If I were a plot theorist - or fat - I'd be starting to speculate about what other targets the newly emboldened "public health" crusaders had hidden up their sleeves. A round-up of the obese, perhaps? After all, they're as big a drain on the public health purse.
Tracking down the comparative figures is difficult. In 2004 the Cancer Society claimed the cost of smoking-related health care to the taxpayer was about $250 million a year, while the anti-smoking group Ash put the "tangible cost of smoking" in 2005 at $1.7 billion.
In 2006, Prime Minister Helen Clark labelled obesity and tobacco "these two major killers" at a World Health Organisation conference in Auckland.
She told delegates "obesity is a time bomb for New Zealand and the Pacific", estimating it was costing the health budget $303 million a year.
In 2009 a report put the cost at $900 million - heading for the top end of smoking health costs.
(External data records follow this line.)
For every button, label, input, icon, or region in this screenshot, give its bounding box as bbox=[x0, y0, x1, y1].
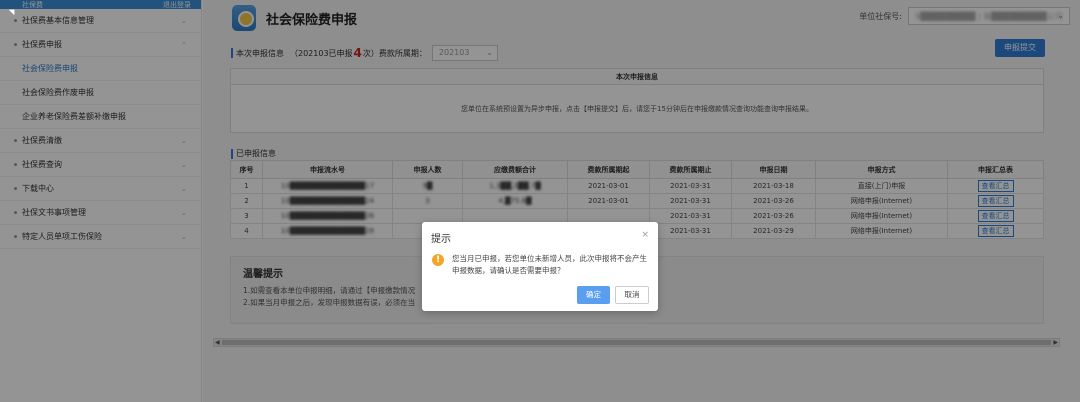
confirm-button[interactable]: 确定 bbox=[577, 286, 610, 304]
close-icon[interactable]: × bbox=[641, 230, 649, 240]
dialog-message: 您当月已申报，若您单位未新增人员，此次申报将不会产生申报数据，请确认是否需要申报… bbox=[452, 254, 647, 275]
modal-overlay bbox=[0, 0, 1080, 402]
dialog-title: 提示 bbox=[431, 234, 451, 245]
confirm-dialog: 提示 × ! 您当月已申报，若您单位未新增人员，此次申报将不会产生申报数据，请确… bbox=[422, 222, 658, 311]
warning-icon: ! bbox=[432, 254, 444, 266]
cancel-button[interactable]: 取消 bbox=[615, 286, 649, 304]
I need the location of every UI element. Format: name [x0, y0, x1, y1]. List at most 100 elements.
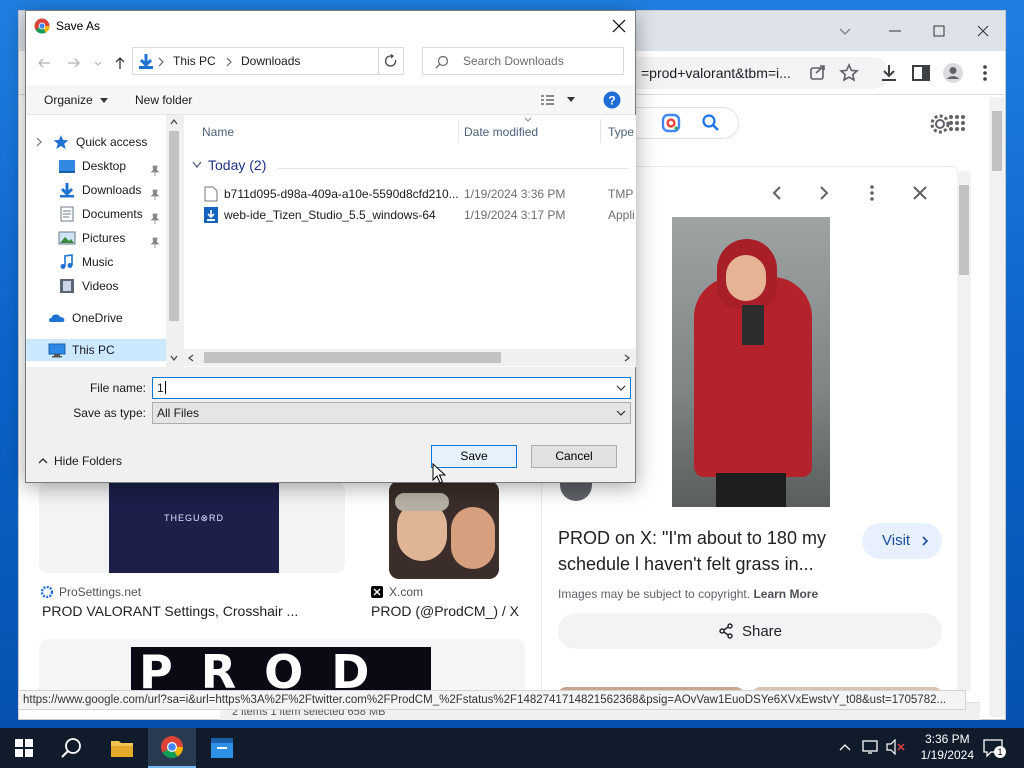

The number of victims are similar, with about 21 per cent of adult Kiwis regular smokers and 27 per cent of us clinically obese.
Today the talk is of banishing smokers from Queen St, but what about next week? Cleansing the city of recidivist fatties with weigh-ins outside Smith & Caughey's and the Britomart station and spot fines for anyone drinking sugar-laden Coke in public?
They say it's to protect children from second-hand smoke and preventing copycat behaviour. One suspects the biggest risk of both occurring is in the family home, which doesn't seem to be included in the present proposal. As for encouraging new smokers by example, it's hard to imagine the furtive, addiction-driven smoking you see behind bus shelters and work entrances these days as something teens would see as sexy.
Smokers now tend to be apologetic about their addiction. Hounding them further is just vindictive.